Fuchsias are easy, obliging plants and even though not all are frost hardy I would hate to be without them. One of my favourites is ‘Checkerboard’ an old fuchsia that was bred in the USA and introduced in 1948. It is distinct in that it has narrow, tubular flowers with a red tube, white sepals and red petals, giving a very crisp neat effect. It has a very upright habit that makes it suitable for training in lots of ways but especially as a standard. To grow a standard takes at least a year, the first season to make a tall stem and then a second to build up a head. In that first year you have to try to get the stem as tall as possible, growing without a break, so all sideshoots are removed and all flowers. Leave the leaves on the stem to help it to thicken but even so it will need staking all its life. At this stage it should have a general plant food and not a high-potash food because you want growth, not flowers. It is also worth looking for shoots with three leaves rather than pairs because these will grow more strongly AND when you get to pinching out the tip and making the head, those three buds will give a better head.
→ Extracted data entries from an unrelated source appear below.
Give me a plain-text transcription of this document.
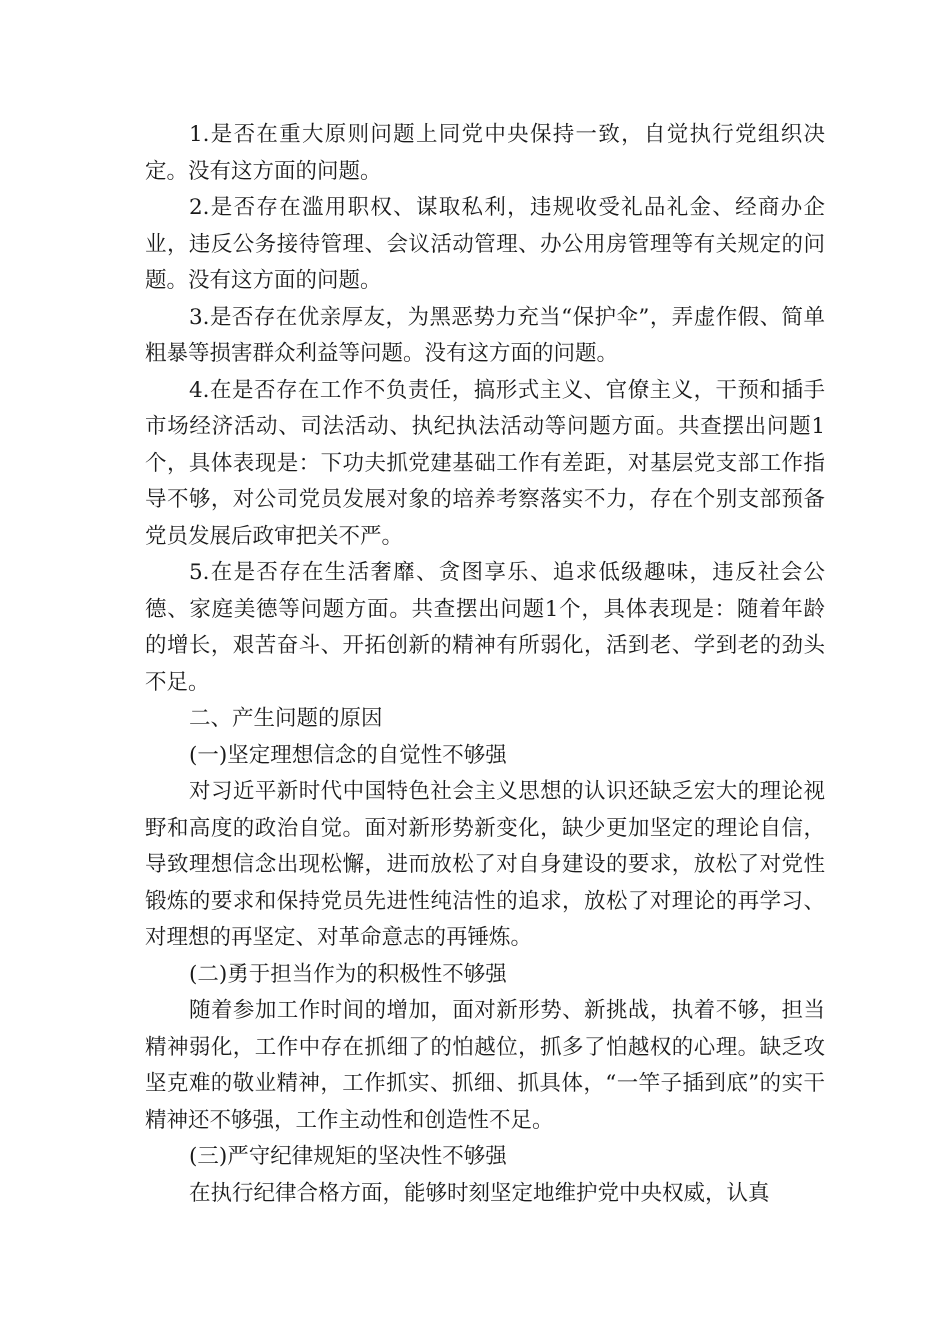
1.是否在重大原则问题上同党中央保持一致，自觉执行党组织决定。没有这方面的问题。

2.是否存在滥用职权、谋取私利，违规收受礼品礼金、经商办企业，违反公务接待管理、会议活动管理、办公用房管理等有关规定的问题。没有这方面的问题。

3.是否存在优亲厚友，为黑恶势力充当“保护伞”，弄虚作假、简单粗暴等损害群众利益等问题。没有这方面的问题。

4.在是否存在工作不负责任，搞形式主义、官僚主义，干预和插手市场经济活动、司法活动、执纪执法活动等问题方面。共查摆出问题1个，具体表现是：下功夫抓党建基础工作有差距，对基层党支部工作指导不够，对公司党员发展对象的培养考察落实不力，存在个别支部预备党员发展后政审把关不严。

5.在是否存在生活奢靡、贪图享乐、追求低级趣味，违反社会公德、家庭美德等问题方面。共查摆出问题1个，具体表现是：随着年龄的增长，艰苦奋斗、开拓创新的精神有所弱化，活到老、学到老的劲头不足。

二、产生问题的原因

(一)坚定理想信念的自觉性不够强

对习近平新时代中国特色社会主义思想的认识还缺乏宏大的理论视野和高度的政治自觉。面对新形势新变化，缺少更加坚定的理论自信，导致理想信念出现松懈，进而放松了对自身建设的要求，放松了对党性锻炼的要求和保持党员先进性纯洁性的追求，放松了对理论的再学习、对理想的再坚定、对革命意志的再锤炼。

(二)勇于担当作为的积极性不够强

随着参加工作时间的增加，面对新形势、新挑战，执着不够，担当精神弱化，工作中存在抓细了的怕越位，抓多了怕越权的心理。缺乏攻坚克难的敬业精神，工作抓实、抓细、抓具体，“一竿子插到底”的实干精神还不够强，工作主动性和创造性不足。

(三)严守纪律规矩的坚决性不够强

在执行纪律合格方面，能够时刻坚定地维护党中央权威，认真
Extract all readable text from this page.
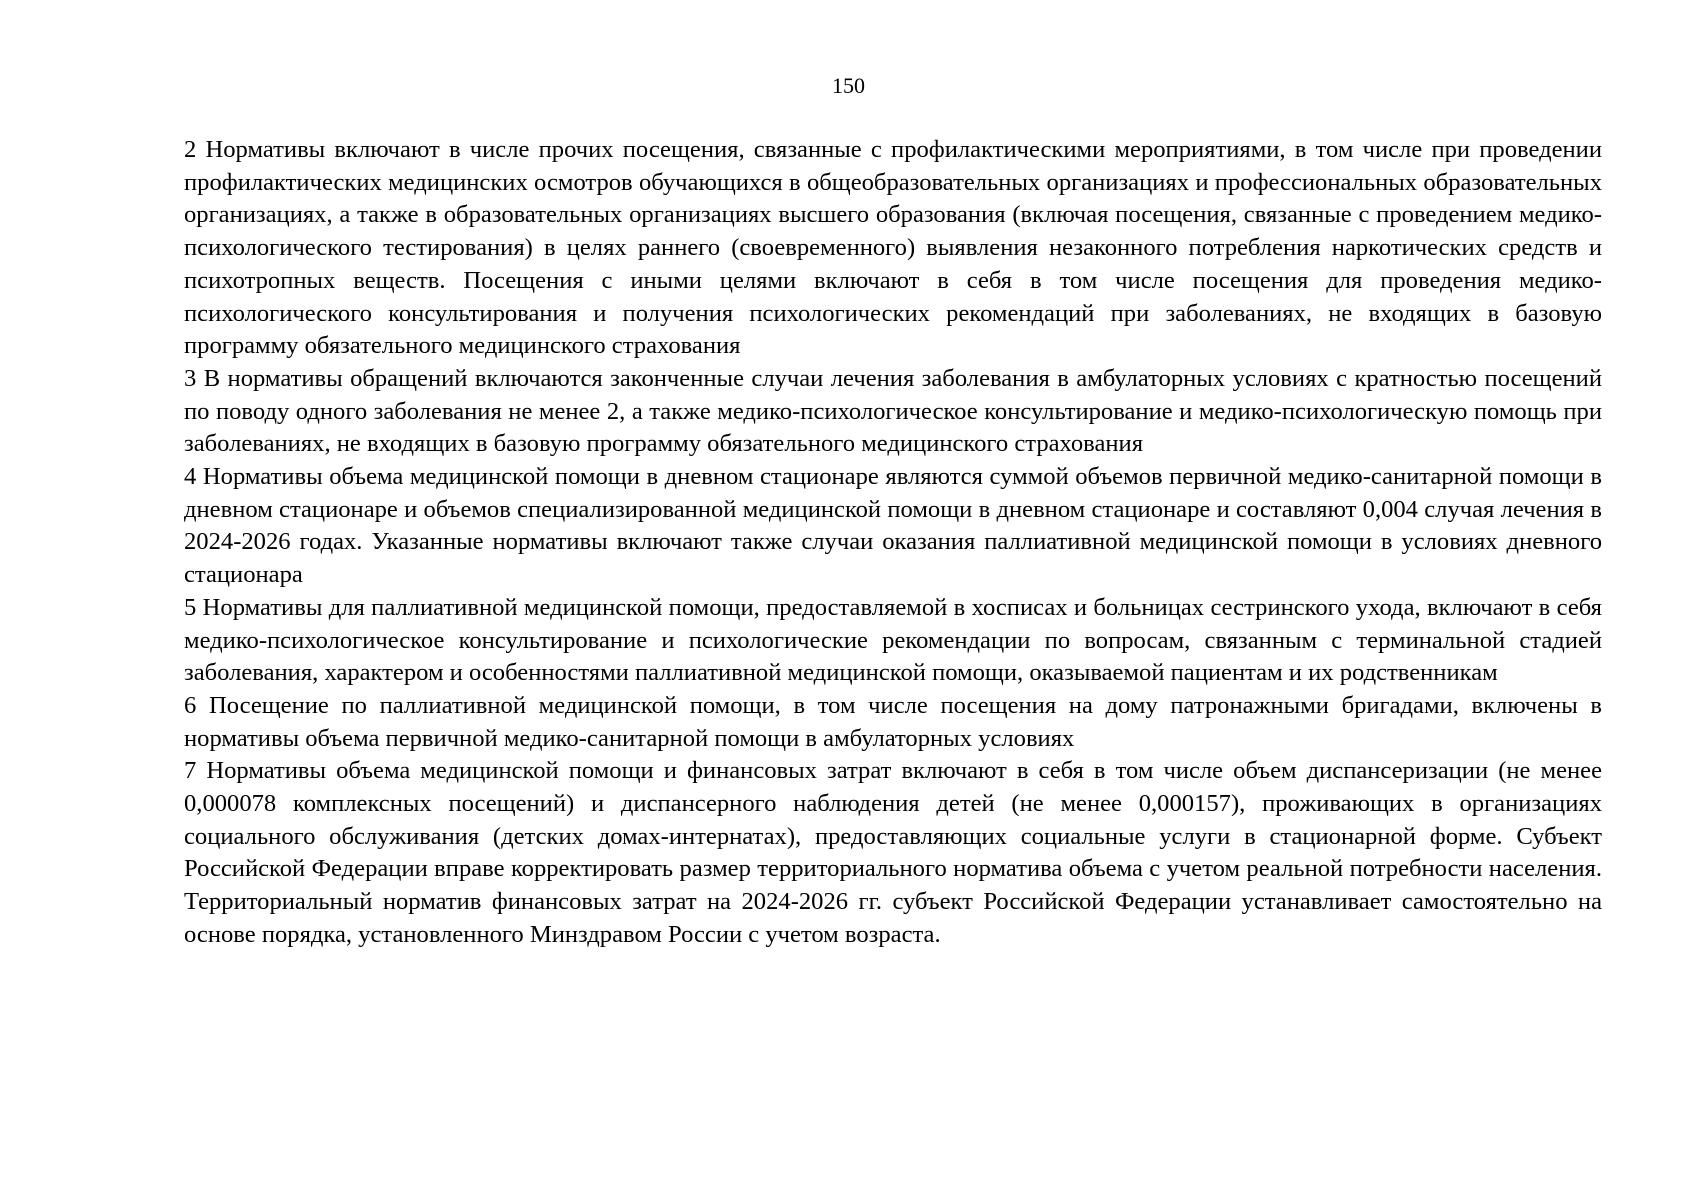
150

2 Нормативы включают в числе прочих посещения, связанные с профилактическими мероприятиями, в том числе при проведении профилактических медицинских осмотров обучающихся в общеобразовательных организациях и профессиональных образовательных организациях, а также в образовательных организациях высшего образования (включая посещения, связанные с проведением медико-психологического тестирования) в целях раннего (своевременного) выявления незаконного потребления наркотических средств и психотропных веществ. Посещения с иными целями включают в себя в том числе посещения для проведения медико-психологического консультирования и получения психологических рекомендаций при заболеваниях, не входящих в базовую программу обязательного медицинского страхования

3 В нормативы обращений включаются законченные случаи лечения заболевания в амбулаторных условиях с кратностью посещений по поводу одного заболевания не менее 2, а также медико-психологическое консультирование и медико-психологическую помощь при заболеваниях, не входящих в базовую программу обязательного медицинского страхования

4 Нормативы объема медицинской помощи в дневном стационаре являются суммой объемов первичной медико-санитарной помощи в дневном стационаре и объемов специализированной медицинской помощи в дневном стационаре и составляют 0,004 случая лечения в 2024-2026 годах. Указанные нормативы включают также случаи оказания паллиативной медицинской помощи в условиях дневного стационара

5 Нормативы для паллиативной медицинской помощи, предоставляемой в хосписах и больницах сестринского ухода, включают в себя медико-психологическое консультирование и психологические рекомендации по вопросам, связанным с терминальной стадией заболевания, характером и особенностями паллиативной медицинской помощи, оказываемой пациентам и их родственникам

6 Посещениe по паллиативной медицинской помощи, в том числе посещения на дому патронажными бригадами, включены в нормативы объема первичной медико-санитарной помощи в амбулаторных условиях

7 Нормативы объема медицинской помощи и финансовых затрат включают в себя в том числе объем диспансеризации (не менее 0,000078 комплексных посещений) и диспансерного наблюдения детей (не менее 0,000157), проживающих в организациях социального обслуживания (детских домах-интернатах), предоставляющих социальные услуги в стационарной форме. Субъект Российской Федерации вправе корректировать размер территориального норматива объема с учетом реальной потребности населения. Территориальный норматив финансовых затрат на 2024-2026 гг. субъект Российской Федерации устанавливает самостоятельно на основе порядка, установленного Минздравом России с учетом возраста.
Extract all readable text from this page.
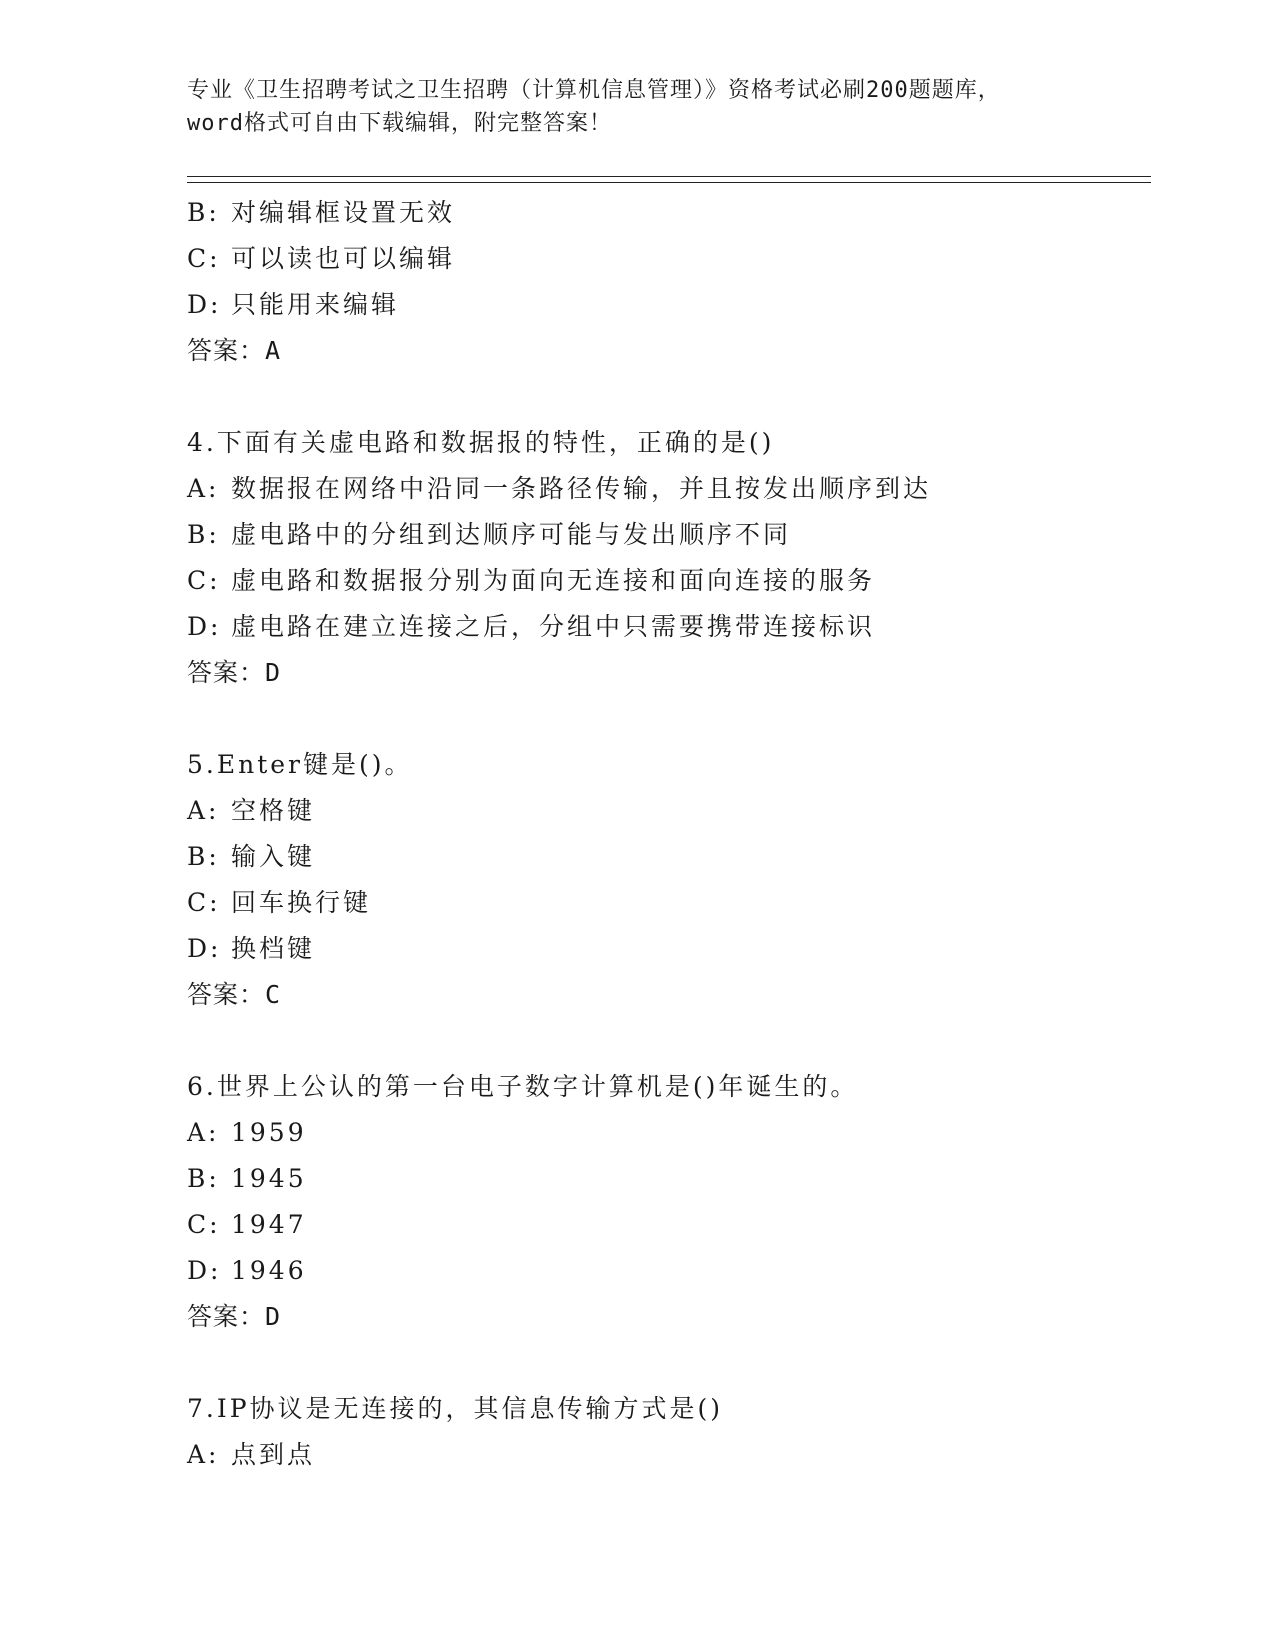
专业《卫生招聘考试之卫生招聘（计算机信息管理）》资格考试必刷200题题库，
word格式可自由下载编辑，附完整答案！
B: 对编辑框设置无效
C: 可以读也可以编辑
D: 只能用来编辑
答案：A
4.下面有关虚电路和数据报的特性，正确的是()
A: 数据报在网络中沿同一条路径传输，并且按发出顺序到达
B: 虚电路中的分组到达顺序可能与发出顺序不同
C: 虚电路和数据报分别为面向无连接和面向连接的服务
D: 虚电路在建立连接之后，分组中只需要携带连接标识
答案：D
5.Enter键是()。
A: 空格键
B: 输入键
C: 回车换行键
D: 换档键
答案：C
6.世界上公认的第一台电子数字计算机是()年诞生的。
A: 1959
B: 1945
C: 1947
D: 1946
答案：D
7.IP协议是无连接的，其信息传输方式是()
A: 点到点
I have three young ‘Checkboard’ plants for this purpose and will ‘stop’ them at different heights so I can have three at different sizes. The first is ready for a pinch now it has about 80cm of stem. I will let the others reach 110cm and 140cm or so. Once the tip is removed the sideshoots should be pinched out after two or three sets of leaves and repinched again and again. I will aim to get them to the required height by the end of autumn and then begin pinching out in spring. I will get a reasonable display next year but then I can keep them for many years after that.
You can grow any kind as a standard, including trailing kinds though it is trickier to get the tall stem. But once you have their weeping habit is very attractive. Be careful with some of the moder kinds sold as bedding because they are very bushy and not easy to get to grow decent stems.